W mediach od lat popularnością cieszą się materiały i produkcje podejmujące tematykę historii kryminalnych przesiąkniętych brutalnością. Na tej fali rozgłosu rodzi się niezdrowa fascynacja przestępcami, przez co ofiary zostają albo pominięte, albo poddane ocenie przez odbiorców. Twórcy wrocławskiego spektaklu konsekwentnie nie dopuścili w swojej realizacji do tego typu niesprawiedliwych działań.

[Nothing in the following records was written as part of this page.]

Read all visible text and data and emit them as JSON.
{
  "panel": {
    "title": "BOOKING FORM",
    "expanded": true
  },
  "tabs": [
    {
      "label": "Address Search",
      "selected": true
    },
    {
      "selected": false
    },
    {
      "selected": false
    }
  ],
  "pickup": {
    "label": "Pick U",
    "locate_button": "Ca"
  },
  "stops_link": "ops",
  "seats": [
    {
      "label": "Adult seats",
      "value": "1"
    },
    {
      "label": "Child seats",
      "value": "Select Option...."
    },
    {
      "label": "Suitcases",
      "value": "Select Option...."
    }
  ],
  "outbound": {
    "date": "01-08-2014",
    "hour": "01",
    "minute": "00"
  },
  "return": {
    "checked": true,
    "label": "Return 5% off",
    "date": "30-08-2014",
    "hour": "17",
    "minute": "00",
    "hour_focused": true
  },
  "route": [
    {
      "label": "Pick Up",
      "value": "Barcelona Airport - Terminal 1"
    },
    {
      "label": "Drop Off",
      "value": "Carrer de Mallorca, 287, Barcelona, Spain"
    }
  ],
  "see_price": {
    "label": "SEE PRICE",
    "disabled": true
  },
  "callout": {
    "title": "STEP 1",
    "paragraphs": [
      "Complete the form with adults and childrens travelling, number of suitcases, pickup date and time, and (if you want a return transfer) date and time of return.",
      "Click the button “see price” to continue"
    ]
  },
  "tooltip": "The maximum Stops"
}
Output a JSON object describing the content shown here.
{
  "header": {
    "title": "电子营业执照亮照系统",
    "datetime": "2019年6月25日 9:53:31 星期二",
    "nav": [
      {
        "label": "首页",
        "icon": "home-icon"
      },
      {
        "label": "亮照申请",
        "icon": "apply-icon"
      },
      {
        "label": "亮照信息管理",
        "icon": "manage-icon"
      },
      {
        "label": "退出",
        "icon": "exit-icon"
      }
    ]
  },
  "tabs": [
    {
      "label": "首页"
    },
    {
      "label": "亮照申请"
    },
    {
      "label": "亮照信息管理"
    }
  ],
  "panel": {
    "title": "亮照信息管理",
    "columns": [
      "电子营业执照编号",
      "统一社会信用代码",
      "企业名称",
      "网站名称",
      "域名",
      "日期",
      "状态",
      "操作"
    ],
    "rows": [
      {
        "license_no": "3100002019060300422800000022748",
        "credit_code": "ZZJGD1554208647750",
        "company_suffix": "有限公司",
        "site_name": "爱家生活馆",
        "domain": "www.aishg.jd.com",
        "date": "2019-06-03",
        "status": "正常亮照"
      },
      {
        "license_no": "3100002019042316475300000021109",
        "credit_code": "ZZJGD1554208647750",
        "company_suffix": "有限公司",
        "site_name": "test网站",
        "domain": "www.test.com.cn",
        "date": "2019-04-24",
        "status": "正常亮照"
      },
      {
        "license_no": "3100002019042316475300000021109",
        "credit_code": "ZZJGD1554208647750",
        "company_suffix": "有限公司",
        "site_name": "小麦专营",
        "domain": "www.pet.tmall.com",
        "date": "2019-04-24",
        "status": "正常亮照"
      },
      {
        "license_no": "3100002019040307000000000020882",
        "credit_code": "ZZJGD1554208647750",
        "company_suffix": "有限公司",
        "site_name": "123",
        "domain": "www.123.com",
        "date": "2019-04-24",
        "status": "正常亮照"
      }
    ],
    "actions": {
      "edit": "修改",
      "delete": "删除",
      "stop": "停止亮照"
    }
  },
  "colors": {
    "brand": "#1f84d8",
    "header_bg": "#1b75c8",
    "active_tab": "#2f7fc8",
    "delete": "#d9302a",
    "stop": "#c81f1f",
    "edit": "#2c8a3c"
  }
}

Żyjemy w świecie owładniętym przez pozory wirtualnej rzeczywistości, kreowanej przez miliony użytkowników mediów społecznościowych na całym globie. „Gry wstępne” burzą tę fasadę, zmuszając do większego skupienia się na otaczającej nas rzeczywistości. Można zaryzykować stwierdzenie, że we współczesnym świecie przemoc spowszedniała i spotykamy się z nią na wielu płaszczyznach każdego dnia. Krążą wokół nas jej dawne widma, próbując ostrzec przed powtórzeniem tych samych historii. Ignorowanie tych zjawisk, jak i brak edukacji w tym zakresie, prowadzi do tak zwanego cichego przyzwolenia na wszechobecną agresję.
Przemoc przybiera różne formy – możemy jej doświadczyć chociażby w miejscu pracy, w sferze społeczno-politycznej, w zagrożeniu katastrofą ekologiczną czy we własnych czterech ścianach, z rąk osób, od których spodziewalibyśmy się poczucia bezpieczeństwa, komfortu i wspólnego szczęścia. Twórcy podjęli się tematu trudnego, lecz niezwykle istotnego i boleśnie aktualnego. Jest to bez wątpienia spektakl, z którym powinien zmierzyć się każdy dojrzały widz.
„Gry wstępne” nie pozwalają publiczności na komfort obojętności – to przedstawienie, które niczym echo niewysłuchanych ostrzeżeń pozostaje w pamięci na długo po opuszczeniu teatru.